Bracing for Climate Change
Newcastle University experts are identifying future changes in extreme weather events on cities
Researchers at Newcastle University, UK are using climate models to identify future changes in flooding, droughts and heatwaves affecting European cities. The landmark study shows that, from 2050-2100, the incidence of extreme weather will exceed previous predictions. Using projections from all available climate models, the team published three possible futures: low, medium and high impact scenarios. In each scenario, the study of 571 cities predicted a worsening of heatwaves, increasing drought conditions and an increase in river flooding.
"Our analysis provides, for the first time, comparable information for different impacts and cities that can be used to prioritise national and European research investments on impacts of climate change” says Dr Selma Guerreiro, lead author of the study “but they should be complemented by site specific assessments for detailed design and planning on how cities adapt to climate change.”
The study identified a likely increase in heatwaves across Europe, with predictions that Stockholm and Rome could see the greatest increase in actual numbers of heatwave days. Elsewhere, Prague and Vienna could see the greatest increase in maximum temperatures during future heatwaves, with increases of as much as 8°C to 14°C in some central European cities.
Changes in droughts and floods vary between the three scenarios. In the low impact scenario (the ‘optimistic scenario’), drought conditions intensify in southern European cities while river flooding worsens in cities in the northwest. While for the high impact scenario, almost every European city could see worse droughts and floods.

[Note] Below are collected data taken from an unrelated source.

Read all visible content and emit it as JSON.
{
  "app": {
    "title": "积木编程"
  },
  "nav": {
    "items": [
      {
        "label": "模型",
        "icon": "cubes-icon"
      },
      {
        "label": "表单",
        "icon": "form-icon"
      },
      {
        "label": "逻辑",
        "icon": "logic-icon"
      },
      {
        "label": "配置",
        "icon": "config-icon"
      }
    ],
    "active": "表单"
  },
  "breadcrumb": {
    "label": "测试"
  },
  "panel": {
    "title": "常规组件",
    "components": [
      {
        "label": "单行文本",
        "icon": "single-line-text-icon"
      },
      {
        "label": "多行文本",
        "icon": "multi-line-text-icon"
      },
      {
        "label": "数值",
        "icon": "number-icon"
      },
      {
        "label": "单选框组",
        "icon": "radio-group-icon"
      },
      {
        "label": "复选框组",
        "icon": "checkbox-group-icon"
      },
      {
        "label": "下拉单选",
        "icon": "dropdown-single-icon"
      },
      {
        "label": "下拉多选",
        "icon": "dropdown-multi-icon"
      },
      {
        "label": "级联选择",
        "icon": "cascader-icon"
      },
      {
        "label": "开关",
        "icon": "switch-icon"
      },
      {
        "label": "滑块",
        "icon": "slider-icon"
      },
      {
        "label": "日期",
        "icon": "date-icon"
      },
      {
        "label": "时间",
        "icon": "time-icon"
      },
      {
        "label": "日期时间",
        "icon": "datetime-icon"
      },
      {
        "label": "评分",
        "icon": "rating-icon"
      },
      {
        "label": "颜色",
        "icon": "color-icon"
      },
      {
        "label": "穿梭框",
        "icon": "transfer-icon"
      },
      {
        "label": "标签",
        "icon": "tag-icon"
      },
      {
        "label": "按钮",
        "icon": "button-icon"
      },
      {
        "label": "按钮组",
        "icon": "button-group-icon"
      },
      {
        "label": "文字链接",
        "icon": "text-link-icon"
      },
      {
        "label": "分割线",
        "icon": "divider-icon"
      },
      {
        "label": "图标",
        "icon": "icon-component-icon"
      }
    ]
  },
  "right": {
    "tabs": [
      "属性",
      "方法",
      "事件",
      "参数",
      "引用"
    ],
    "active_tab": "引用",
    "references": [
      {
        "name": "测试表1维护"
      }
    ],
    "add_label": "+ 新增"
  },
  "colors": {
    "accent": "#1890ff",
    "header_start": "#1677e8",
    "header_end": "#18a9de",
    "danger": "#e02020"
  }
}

Among the top capital cities predicted to face increases in the frequency and magnitude of droughts are Lisbon and Madrid, while Athens, Nicosia, Valleta and Sofia are in the top for increases in both drought and heatwaves.

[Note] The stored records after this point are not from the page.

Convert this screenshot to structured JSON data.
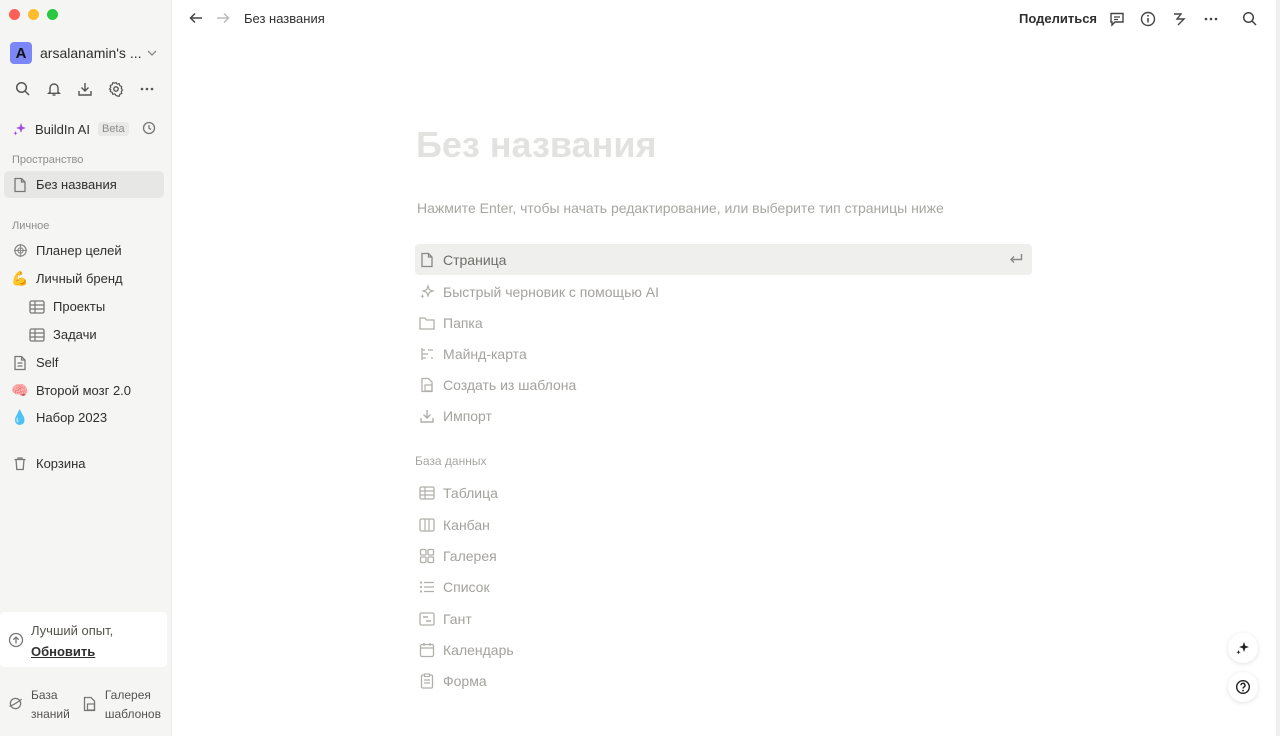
{
  "workspace": {
    "avatar_letter": "A",
    "name": "arsalanamin's ..."
  },
  "ai": {
    "label": "BuildIn AI",
    "badge": "Beta"
  },
  "sidebar": {
    "space_label": "Пространство",
    "space_items": [
      {
        "label": "Без названия",
        "icon": "page-icon"
      }
    ],
    "personal_label": "Личное",
    "personal_items": [
      {
        "label": "Планер целей",
        "icon": "target-icon"
      },
      {
        "label": "Личный бренд",
        "icon": "💪"
      },
      {
        "label": "Проекты",
        "icon": "table-icon"
      },
      {
        "label": "Задачи",
        "icon": "table-icon"
      },
      {
        "label": "Self",
        "icon": "page-icon"
      },
      {
        "label": "Второй мозг 2.0",
        "icon": "🧠"
      },
      {
        "label": "Набор 2023",
        "icon": "💧"
      }
    ],
    "trash": "Корзина"
  },
  "upgrade": {
    "text": "Лучший опыт,",
    "link": "Обновить"
  },
  "bottom": {
    "kb_line1": "База",
    "kb_line2": "знаний",
    "tpl_line1": "Галерея",
    "tpl_line2": "шаблонов"
  },
  "topbar": {
    "breadcrumb": "Без названия",
    "share": "Поделиться"
  },
  "page": {
    "title_placeholder": "Без названия",
    "hint": "Нажмите Enter, чтобы начать редактирование, или выберите тип страницы ниже",
    "options": [
      {
        "label": "Страница",
        "icon": "page-icon"
      },
      {
        "label": "Быстрый черновик с помощью AI",
        "icon": "sparkle-icon"
      },
      {
        "label": "Папка",
        "icon": "folder-icon"
      },
      {
        "label": "Майнд-карта",
        "icon": "mindmap-icon"
      },
      {
        "label": "Создать из шаблона",
        "icon": "template-icon"
      },
      {
        "label": "Импорт",
        "icon": "import-icon"
      }
    ],
    "db_label": "База данных",
    "db_options": [
      {
        "label": "Таблица",
        "icon": "table-icon"
      },
      {
        "label": "Канбан",
        "icon": "kanban-icon"
      },
      {
        "label": "Галерея",
        "icon": "gallery-icon"
      },
      {
        "label": "Список",
        "icon": "list-icon"
      },
      {
        "label": "Гант",
        "icon": "gantt-icon"
      },
      {
        "label": "Календарь",
        "icon": "calendar-icon"
      },
      {
        "label": "Форма",
        "icon": "form-icon"
      }
    ]
  },
  "colors": {
    "accent_ai": "#a04ee0",
    "avatar": "#7b87f7",
    "sidebar_bg": "#f5f5f4"
  }
}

Of the European capitals, Dublin, Helsinki, Riga, Vilnius and Zagreb are likely to experience the most extreme rise in flooding. For the high impact scenario, several European cities could see more than 80% increases on peak river flows, including Santiago de Compostela, Braga and Derry/Londonderry.

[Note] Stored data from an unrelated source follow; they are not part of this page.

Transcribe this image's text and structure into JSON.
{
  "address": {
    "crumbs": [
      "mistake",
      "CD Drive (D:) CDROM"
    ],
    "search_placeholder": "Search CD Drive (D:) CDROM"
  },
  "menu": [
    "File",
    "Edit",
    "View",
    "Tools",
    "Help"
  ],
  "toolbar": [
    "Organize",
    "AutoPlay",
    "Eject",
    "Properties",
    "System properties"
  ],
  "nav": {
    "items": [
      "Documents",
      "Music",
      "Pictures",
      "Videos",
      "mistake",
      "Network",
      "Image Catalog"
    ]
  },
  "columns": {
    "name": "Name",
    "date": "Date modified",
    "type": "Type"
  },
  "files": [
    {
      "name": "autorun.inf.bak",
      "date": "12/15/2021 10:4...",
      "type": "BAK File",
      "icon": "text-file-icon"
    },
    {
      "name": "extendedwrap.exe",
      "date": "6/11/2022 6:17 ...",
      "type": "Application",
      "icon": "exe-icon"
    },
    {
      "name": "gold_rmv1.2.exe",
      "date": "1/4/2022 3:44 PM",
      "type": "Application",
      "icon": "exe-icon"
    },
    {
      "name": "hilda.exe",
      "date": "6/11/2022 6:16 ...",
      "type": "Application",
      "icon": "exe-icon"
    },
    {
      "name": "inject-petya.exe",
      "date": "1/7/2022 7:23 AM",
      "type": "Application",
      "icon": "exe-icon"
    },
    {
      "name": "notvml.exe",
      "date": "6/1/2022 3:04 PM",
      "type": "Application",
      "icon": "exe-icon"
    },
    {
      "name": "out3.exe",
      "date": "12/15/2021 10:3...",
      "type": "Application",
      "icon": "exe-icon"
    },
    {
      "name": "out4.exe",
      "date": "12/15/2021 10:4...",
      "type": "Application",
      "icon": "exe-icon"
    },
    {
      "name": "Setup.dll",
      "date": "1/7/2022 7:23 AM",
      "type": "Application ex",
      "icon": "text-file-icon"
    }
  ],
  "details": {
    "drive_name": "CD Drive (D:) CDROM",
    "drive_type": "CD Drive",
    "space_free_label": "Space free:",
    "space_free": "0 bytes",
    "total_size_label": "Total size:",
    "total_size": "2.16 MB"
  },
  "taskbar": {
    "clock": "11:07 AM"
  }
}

“We are already seeing at first hand the implications of extreme weather events in cities in Europe and around the world,” says Professor Richard Dawson, co-author and lead investigator of the study. “This research highlights the urgent need to design and adapt our cities to cope with these future conditions.”
Professor Richard Dawson
Professor Richard Dawson is Professor of Earth Systems Engineering and Director of the Centre for Earth Systems Engineering Research, part of the School of Engineering. His work includes the application of engineering principles to broad scale modelling and analysis.
Dr Selma Guerreiro
Dr Selma Guerreiro is Researcher in Hydrology and Climate Change in the School of Engineering. Combining her academic and industrial experience, Dr Guerreiro contributes to a number of various international research projects.